Rethinking Language Model Scaling under Transferable Hypersphere Optimization

Scaling laws for large language models depend critically on the optimizer and parameterization. Existing hyperparameter transfer laws are mainly developed for first-order optimizers, and they do not structurally prevent training instability at scale. Recent hypersphere optimization methods constrain weight matrices to a fixed-norm hypersphere, offering a promising alternative for more stable scaling. We introduce HyperP (Hypersphere Parameterization), the first framework for transferring optimal learning rates across model width, depth, training tokens, and Mixture-of-Experts (MoE) granularity under the Frobenius-sphere constraint with the Muon optimizer.
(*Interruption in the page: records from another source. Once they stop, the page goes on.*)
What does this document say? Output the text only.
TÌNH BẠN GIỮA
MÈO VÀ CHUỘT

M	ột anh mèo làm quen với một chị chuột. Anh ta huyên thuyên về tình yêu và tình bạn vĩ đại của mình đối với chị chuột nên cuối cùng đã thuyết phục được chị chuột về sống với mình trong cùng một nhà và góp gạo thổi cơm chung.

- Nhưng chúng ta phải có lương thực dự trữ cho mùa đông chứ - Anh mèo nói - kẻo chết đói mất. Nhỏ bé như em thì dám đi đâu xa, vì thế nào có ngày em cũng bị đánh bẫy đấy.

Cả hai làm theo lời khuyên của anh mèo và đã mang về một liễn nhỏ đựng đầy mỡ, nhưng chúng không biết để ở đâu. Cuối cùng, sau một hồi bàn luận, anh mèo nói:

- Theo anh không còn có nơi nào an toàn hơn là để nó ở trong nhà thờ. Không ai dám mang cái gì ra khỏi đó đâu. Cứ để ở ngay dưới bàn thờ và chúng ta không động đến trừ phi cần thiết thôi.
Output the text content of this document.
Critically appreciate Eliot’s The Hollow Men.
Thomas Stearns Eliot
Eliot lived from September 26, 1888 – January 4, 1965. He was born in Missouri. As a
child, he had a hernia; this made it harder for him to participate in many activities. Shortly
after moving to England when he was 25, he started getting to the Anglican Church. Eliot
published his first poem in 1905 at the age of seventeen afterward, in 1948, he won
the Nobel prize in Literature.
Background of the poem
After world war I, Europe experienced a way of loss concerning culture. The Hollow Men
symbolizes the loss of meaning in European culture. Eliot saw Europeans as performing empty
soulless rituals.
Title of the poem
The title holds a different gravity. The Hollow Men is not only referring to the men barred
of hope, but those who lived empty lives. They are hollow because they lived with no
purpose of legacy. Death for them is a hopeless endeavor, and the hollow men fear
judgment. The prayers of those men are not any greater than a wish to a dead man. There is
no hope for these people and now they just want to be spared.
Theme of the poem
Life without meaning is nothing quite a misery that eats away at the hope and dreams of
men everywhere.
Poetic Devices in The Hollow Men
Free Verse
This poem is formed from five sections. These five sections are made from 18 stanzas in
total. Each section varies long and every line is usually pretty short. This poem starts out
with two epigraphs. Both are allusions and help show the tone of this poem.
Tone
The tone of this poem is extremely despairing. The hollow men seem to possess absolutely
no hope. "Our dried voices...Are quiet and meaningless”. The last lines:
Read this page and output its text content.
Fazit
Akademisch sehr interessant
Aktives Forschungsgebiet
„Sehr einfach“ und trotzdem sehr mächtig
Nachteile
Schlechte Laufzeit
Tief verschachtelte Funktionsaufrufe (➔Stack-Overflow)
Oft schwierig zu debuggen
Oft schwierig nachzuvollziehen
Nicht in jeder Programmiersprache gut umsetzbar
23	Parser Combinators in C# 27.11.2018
We prove that weight decay is a first-order no-op on the Frobenius sphere, show that Depth-$μ$P remains necessary, and find that the optimal learning rate follows the same data-scaling power law with the "magic exponent" 0.32 previously observed for AdamW. A single base learning rate tuned at the smallest scale transfers across all compute budgets under HyperP, yielding $1.58\times$ compute efficiency over a strong Muon baseline at $6\times10^{21}$ FLOPs. Moreover, HyperP delivers transferable stability: all monitored instability indicators, including $Z$-values, output RMS, and activation outliers, remain bounded and non-increasing under training FLOPs scaling. We also propose SqrtGate, an MoE gating mechanism derived from the hypersphere constraint that preserves output RMS across MoE granularities for improved granularity scaling, and show that hypersphere optimization enables substantially larger auxiliary load-balancing weights, yielding both strong performance and good expert balance. We release our training codebase at https://github.com/microsoft/ArchScale.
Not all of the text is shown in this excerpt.